Die meisten Autofahrer machen genug Platz und fahren auf die linke Spur, als mich an einer Auffahrt ein LKW hupend auf die Seite drängt, habe ich diesen Schreck meines Lebens. Ich reiße den Lenker nach rechts und ziehe die Bremsen. Ich habe genug von dieser beschissenen Straße. Ich fahre von der Auffahrt runter und suche nach einem anderen Weg. Mein Handy verrät mir, dass es eine Straße nach Norden gibt, die sich im Nichts verliert, aber Norden ist für mich eh die falsche Richtung. Außerdem gibt es einen Bahnhof. Ja klar, besser als die Autobahn. Aber die eingeschlagenen Scheiben, die fehlender Schilder und mein Handy verraten mir, dass hier schon lange kein Zug mehr gehalten hat.

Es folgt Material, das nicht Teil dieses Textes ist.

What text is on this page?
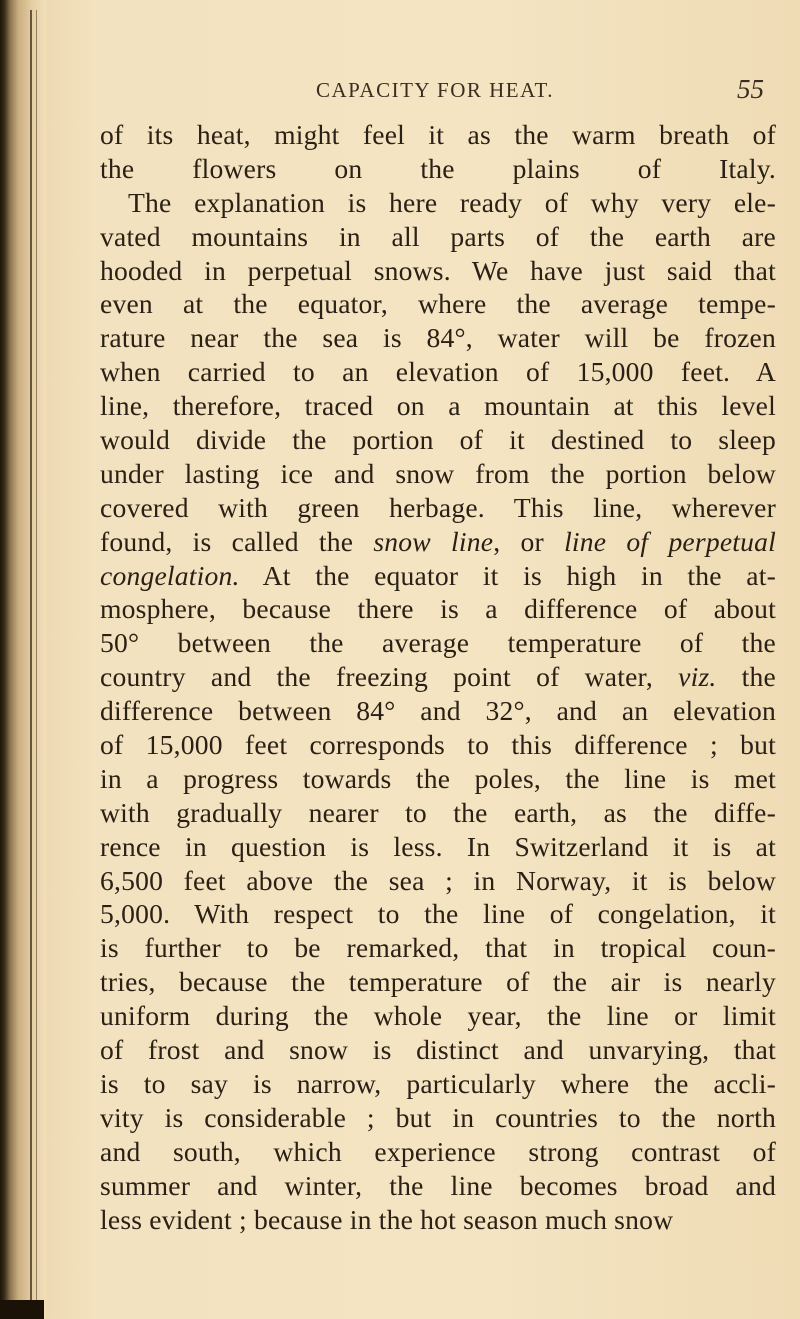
CAPACITY FOR HEAT.	55
of its heat, might feel it as the warm breath of
the flowers on the plains of Italy.
The explanation is here ready of why very ele-
vated mountains in all parts of the earth are
hooded in perpetual snows. We have just said that
even at the equator, where the average tempe-
rature near the sea is 84°, water will be frozen
when carried to an elevation of 15,000 feet. A
line, therefore, traced on a mountain at this level
would divide the portion of it destined to sleep
under lasting ice and snow from the portion below
covered with green herbage. This line, wherever
found, is called the snow line, or line of perpetual
congelation. At the equator it is high in the at-
mosphere, because there is a difference of about
50° between the average temperature of the
country and the freezing point of water, viz. the
difference between 84° and 32°, and an elevation
of 15,000 feet corresponds to this difference ; but
in a progress towards the poles, the line is met
with gradually nearer to the earth, as the diffe-
rence in question is less. In Switzerland it is at
6,500 feet above the sea ; in Norway, it is below
5,000. With respect to the line of congelation, it
is further to be remarked, that in tropical coun-
tries, because the temperature of the air is nearly
uniform during the whole year, the line or limit
of frost and snow is distinct and unvarying, that
is to say is narrow, particularly where the accli-
vity is considerable ; but in countries to the north
and south, which experience strong contrast of
summer and winter, the line becomes broad and
less evident ; because in the hot season much snow
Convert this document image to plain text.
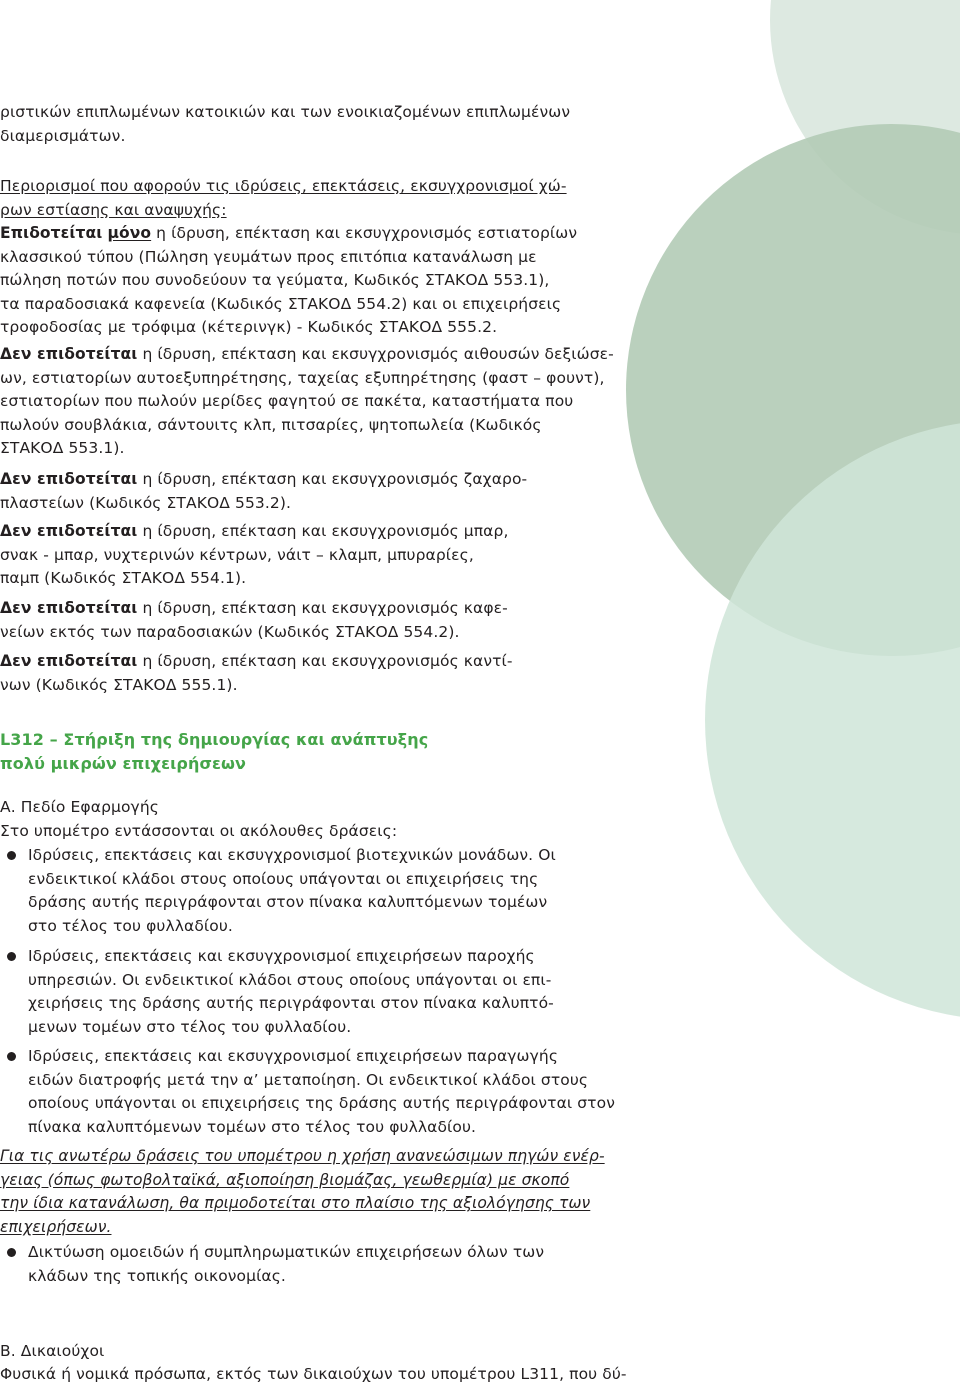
ριστικών επιπλωμένων κατοικιών και των ενοικιαζομένων επιπλωμένων
διαμερισμάτων.
Περιορισμοί που αφορούν τις ιδρύσεις, επεκτάσεις, εκσυγχρονισμοί χώ-
ρων εστίασης και αναψυχής:
Επιδοτείται μόνο η ίδρυση, επέκταση και εκσυγχρονισμός εστιατορίων
κλασσικού τύπου (Πώληση γευμάτων προς επιτόπια κατανάλωση με
πώληση ποτών που συνοδεύουν τα γεύματα, Κωδικός ΣΤΑΚΟΔ 553.1),
τα παραδοσιακά καφενεία (Κωδικός ΣΤΑΚΟΔ 554.2) και οι επιχειρήσεις
τροφοδοσίας με τρόφιμα (κέτερινγκ) - Κωδικός ΣΤΑΚΟΔ 555.2.
Δεν επιδοτείται η ίδρυση, επέκταση και εκσυγχρονισμός αιθουσών δεξιώσε-
ων, εστιατορίων αυτοεξυπηρέτησης, ταχείας εξυπηρέτησης (φαστ – φουντ),
εστιατορίων που πωλούν μερίδες φαγητού σε πακέτα, καταστήματα που
πωλούν σουβλάκια, σάντουιτς κλπ, πιτσαρίες, ψητοπωλεία (Κωδικός
ΣΤΑΚΟΔ 553.1).
Δεν επιδοτείται η ίδρυση, επέκταση και εκσυγχρονισμός ζαχαρο-
πλαστείων (Κωδικός ΣΤΑΚΟΔ 553.2).
Δεν επιδοτείται η ίδρυση, επέκταση και εκσυγχρονισμός μπαρ,
σνακ - μπαρ, νυχτερινών κέντρων, νάιτ – κλαμπ, μπυραρίες,
παμπ (Κωδικός ΣΤΑΚΟΔ 554.1).
Δεν επιδοτείται η ίδρυση, επέκταση και εκσυγχρονισμός καφε-
νείων εκτός των παραδοσιακών (Κωδικός ΣΤΑΚΟΔ 554.2).
Δεν επιδοτείται η ίδρυση, επέκταση και εκσυγχρονισμός καντί-
νων (Κωδικός ΣΤΑΚΟΔ 555.1).
L312 – Στήριξη της δημιουργίας και ανάπτυξης
πολύ μικρών επιχειρήσεων
Α. Πεδίο Εφαρμογής
Στο υπομέτρο εντάσσονται οι ακόλουθες δράσεις:
Ιδρύσεις, επεκτάσεις και εκσυγχρονισμοί βιοτεχνικών μονάδων. Οι
ενδεικτικοί κλάδοι στους οποίους υπάγονται οι επιχειρήσεις της
δράσης αυτής περιγράφονται στον πίνακα καλυπτόμενων τομέων
στο τέλος του φυλλαδίου.
Ιδρύσεις, επεκτάσεις και εκσυγχρονισμοί επιχειρήσεων παροχής
υπηρεσιών. Οι ενδεικτικοί κλάδοι στους οποίους υπάγονται οι επι-
χειρήσεις της δράσης αυτής περιγράφονται στον πίνακα καλυπτό-
μενων τομέων στο τέλος του φυλλαδίου.
Ιδρύσεις, επεκτάσεις και εκσυγχρονισμοί επιχειρήσεων παραγωγής
ειδών διατροφής μετά την α’ μεταποίηση. Οι ενδεικτικοί κλάδοι στους
οποίους υπάγονται οι επιχειρήσεις της δράσης αυτής περιγράφονται στον
πίνακα καλυπτόμενων τομέων στο τέλος του φυλλαδίου.
Για τις ανωτέρω δράσεις του υπομέτρου η χρήση ανανεώσιμων πηγών ενέρ-
γειας (όπως φωτοβολταϊκά, αξιοποίηση βιομάζας, γεωθερμία) με σκοπό
την ίδια κατανάλωση, θα πριμοδοτείται στο πλαίσιο της αξιολόγησης των
επιχειρήσεων.
Δικτύωση ομοειδών ή συμπληρωματικών επιχειρήσεων όλων των
κλάδων της τοπικής οικονομίας.
Β. Δικαιούχοι
Φυσικά ή νομικά πρόσωπα, εκτός των δικαιούχων του υπομέτρου L311, που δύ-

Es hilft nichts zurück auf die Autobahn. Ich fahre bis zur nächsten Ausfahrt. Dieses mal unter dem Hupen der Autos. Ich fahre ein Stück parallel zur Aurwlia, denn mein Navi sagt mir, dass es hier einen Weg gibt. Bis ein mir entgegenkommendes Auto anhält und mir auf Italienisch zu verstehen gibt, dass es eine Sackgasse ist und der einzige Weg über die Aurelia führt. Noch ein letztes Mal für diesen Tag fahre ich auf diese Höllenstraße bis zu einem Ort, welcher wieder weitere Wege eröffnet. Unter Adrenalin fahre ich die meiste Zeit schneller als 30 km/h, habe aber auch so wenig Spaß wie noch nie zuvor auf der Tour. Ja ich fange sogar an ihren Sinn zu hinterfragen.
Die letzten Kilometer schaffe ich ohne die Aurelia auf ganz schönen Straßen parallel zur Küste und ich komme doch noch lebendig am Campingplatz an, wo mich die schlechteste Lasagne Italiens und eine Schlaflose Nacht aufgrund von lauten Fernsehern und zwei in unterschiedlichen Rhythmen ertönenden Piepgeräuschen, die über denngesamten Campingplatz dröhnen. Was für ein beschissenes Loch dies doch ist!
Mein Tagesziel für den nächsten Tag: nach Süden zu fahren ohne auf die via Aurelia zu kommen und auf Höhe Roms zu kommen, ohne nach Rom selbst zu kommen. Ich habe mir abends eine Route parallel zur Aurelia gesucht, die über Landstraßen führt, was zwar langsam, aber sicher ist. Und für eine Weile geht das auch gut, bis ich vor einem im Bau befindlichen Kraftwerk stehe und ich entweder zurück oder auf die Aurelia fahren muss.
Zurück kommt nicht in Frage und ich hoffe auf ein ruhiges Stück Aurelia mit Seitenstreifen. Jedoch ist das Glück nicht auf meiner Seite. Ich fahre unter ständigem Hupen und nicht bremsenden LKWs, die einem halben Meter an mir vorbeirasen, wieder bis zur nächsten Abfahrt. Ich stehe kurz hinter dem Kraftwerk. Hoffentlich geht es jetzt nur noch auf diesen Wegen weiter. Stattdessen braucht es wieder nur wenige Kilometer, bis mich das Navi auf die Aurelia schickt. Aber keine zehn Pferde kriegen mich auf diese Straße.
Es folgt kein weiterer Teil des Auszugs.